How to Dog Proof Your Christmas Tree

Christmas trees are a wonderful way to spread the festive cheer – but they can pose safety risks for your dog. Here’s what you need to know.

There’s nothing quite like the tradition of putting up your Christmas tree surrounded by your loved ones. The satisfaction of completing all the decorating and sitting back to admire your work as you take in the dazzling lights and sparkly décor is second to none – and we bet your dogs are in awe of it too.

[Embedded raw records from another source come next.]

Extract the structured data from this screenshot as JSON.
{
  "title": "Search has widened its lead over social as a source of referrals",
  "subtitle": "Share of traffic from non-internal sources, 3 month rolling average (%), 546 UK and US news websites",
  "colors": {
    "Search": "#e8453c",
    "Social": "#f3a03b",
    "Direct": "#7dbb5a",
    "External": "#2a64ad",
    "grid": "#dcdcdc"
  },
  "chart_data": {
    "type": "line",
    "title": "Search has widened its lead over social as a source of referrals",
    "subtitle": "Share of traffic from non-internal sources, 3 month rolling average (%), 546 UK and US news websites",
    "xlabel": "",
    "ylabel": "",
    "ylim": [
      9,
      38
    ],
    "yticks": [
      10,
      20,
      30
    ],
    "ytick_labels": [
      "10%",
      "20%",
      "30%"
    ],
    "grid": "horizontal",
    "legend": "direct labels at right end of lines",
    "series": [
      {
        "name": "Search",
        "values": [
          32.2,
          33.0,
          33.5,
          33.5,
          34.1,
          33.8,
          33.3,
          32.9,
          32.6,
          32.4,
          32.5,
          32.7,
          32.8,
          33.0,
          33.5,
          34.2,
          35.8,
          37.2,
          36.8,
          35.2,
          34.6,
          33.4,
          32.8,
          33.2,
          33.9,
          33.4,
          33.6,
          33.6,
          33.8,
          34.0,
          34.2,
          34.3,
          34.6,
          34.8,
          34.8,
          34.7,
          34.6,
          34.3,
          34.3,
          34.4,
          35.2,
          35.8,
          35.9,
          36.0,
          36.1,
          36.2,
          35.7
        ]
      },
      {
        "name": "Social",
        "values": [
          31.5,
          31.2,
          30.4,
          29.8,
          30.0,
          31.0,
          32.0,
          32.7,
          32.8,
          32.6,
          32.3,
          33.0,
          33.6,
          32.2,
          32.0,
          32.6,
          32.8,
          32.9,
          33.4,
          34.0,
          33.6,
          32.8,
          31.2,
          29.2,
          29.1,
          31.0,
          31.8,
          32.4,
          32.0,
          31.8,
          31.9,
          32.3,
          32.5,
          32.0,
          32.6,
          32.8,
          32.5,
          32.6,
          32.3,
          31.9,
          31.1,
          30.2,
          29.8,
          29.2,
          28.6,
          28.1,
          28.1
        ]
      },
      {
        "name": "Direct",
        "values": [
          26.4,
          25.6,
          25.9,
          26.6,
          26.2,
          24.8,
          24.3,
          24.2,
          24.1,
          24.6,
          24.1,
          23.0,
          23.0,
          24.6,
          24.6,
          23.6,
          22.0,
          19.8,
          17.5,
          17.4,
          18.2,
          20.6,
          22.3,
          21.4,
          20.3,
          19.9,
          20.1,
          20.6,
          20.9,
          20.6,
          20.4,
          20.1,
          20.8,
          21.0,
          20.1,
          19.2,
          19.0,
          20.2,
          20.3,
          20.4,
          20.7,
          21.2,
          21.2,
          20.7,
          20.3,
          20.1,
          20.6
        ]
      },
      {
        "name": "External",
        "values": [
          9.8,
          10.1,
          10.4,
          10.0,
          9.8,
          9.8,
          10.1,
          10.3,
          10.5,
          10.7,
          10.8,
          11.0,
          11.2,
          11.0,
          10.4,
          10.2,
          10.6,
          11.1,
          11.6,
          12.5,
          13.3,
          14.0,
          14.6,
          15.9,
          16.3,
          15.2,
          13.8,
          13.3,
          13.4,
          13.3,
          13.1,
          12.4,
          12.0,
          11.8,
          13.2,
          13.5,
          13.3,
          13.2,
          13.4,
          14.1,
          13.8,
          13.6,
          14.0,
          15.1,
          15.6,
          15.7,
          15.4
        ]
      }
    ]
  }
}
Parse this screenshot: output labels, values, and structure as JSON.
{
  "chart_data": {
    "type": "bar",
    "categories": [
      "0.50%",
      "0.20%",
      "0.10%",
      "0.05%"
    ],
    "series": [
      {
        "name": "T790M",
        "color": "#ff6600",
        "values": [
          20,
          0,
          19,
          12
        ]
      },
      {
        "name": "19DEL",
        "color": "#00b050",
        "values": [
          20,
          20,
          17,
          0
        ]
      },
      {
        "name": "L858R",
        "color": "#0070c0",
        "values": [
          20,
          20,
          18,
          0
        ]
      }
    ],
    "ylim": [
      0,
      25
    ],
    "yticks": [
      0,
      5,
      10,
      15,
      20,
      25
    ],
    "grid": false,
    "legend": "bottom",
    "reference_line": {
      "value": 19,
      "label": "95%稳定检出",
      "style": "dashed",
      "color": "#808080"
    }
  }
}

Your twinkling Christmas tree is sure to catch your pup’s attention – so how can you ensure it’s safe for them? We’ve put together some of our top tips on how to dog proof your Christmas tree and keep your dog safe.

 

Tips to dog proof your Christmas tree

 

Consider an artificial tree

An artificial tree may be a safer option for you and your furry friend. The pine needles on real trees can be extremely harmful to your dog if they chew on them and accidentally swallow them. They could end up with cuts to their mouth, throat, or paws and problems with their stomach, so to help prevent these kinds of injuries, an artificial tree may be the better option.

 

Hang fragile ornaments out of reach

If you’re hanging up fancy, sparkly ornaments, your dog will most likely be intrigued by them and want to play with them. They may even accidentally knock them off your tree with their wagging tail if they’re placed on lower branches, so to prevent this from happening, keep your more precious ornaments on higher tree branches where they are completely out of reach for your dog.

 

Cover cords and wires

Be very careful with electrical cords and wires around your Christmas tree – the last thing you want is for your dog to be able to sink his teeth into them and chew them up. Keep them hidden away or safely secured or buy some covers for your cords to prevent your dog from getting into them.

 

Put the gifts under the tree at the last possible minute

Dogs are curious little creatures – so if you pile gifts wrapped in shiny wrapping paper under your Christmas tree, they’ll likely want to play with the packages. Keep presents safely hidden away and only put them under the tree on Christmas morning.

 

Make your tree sturdy and stable

Regardless of what kind of tree you are using, make sure it’s as secure as possible. The last thing you want is for your dog to crash into it and topple it over. You could secure it to a wall or the ceiling to ensure it doesn’t fall or use a wide and sturdy base so that it stays firmly in place throughout the festive period.

 

 

What Christmas decorations are unsafe for my dog?

 

Ornaments: Many decorations– specifically homemade ones – can contain substances that are harmful to dogs, such as salt dough or batteries. Ornaments look like toys to our pups, so they may get their teeth into them and swallow them, which can cause all sorts of problems.

 

Tree lights: Twinkling lights are sure to grab your dog’s attention, but if they were to chew them, it could cause an electric shock. Be sure to keep your Christmas lights out of reach and the cables safely hidden deep amongst the tree branches.

 

Tinsel: It’s hard to resist playing with sparkly decorations like tinsel, but it can be dangerous for dogs if they swallow bits of it, as it could wrap around their intestines and cause serious damage.

 

Edible garlands: Edible garlands containing popcorn or cranberries are definitely going to catch your dog’s eye, and they may attempt to grab them which could lead to them swallowing the string.

 

Snow spray: Spraying fake snow is a great way to capture that Christmassy feeling but keep your dog away from it or avoid it altogether if you can, as it can be toxic for your pup if they eat it.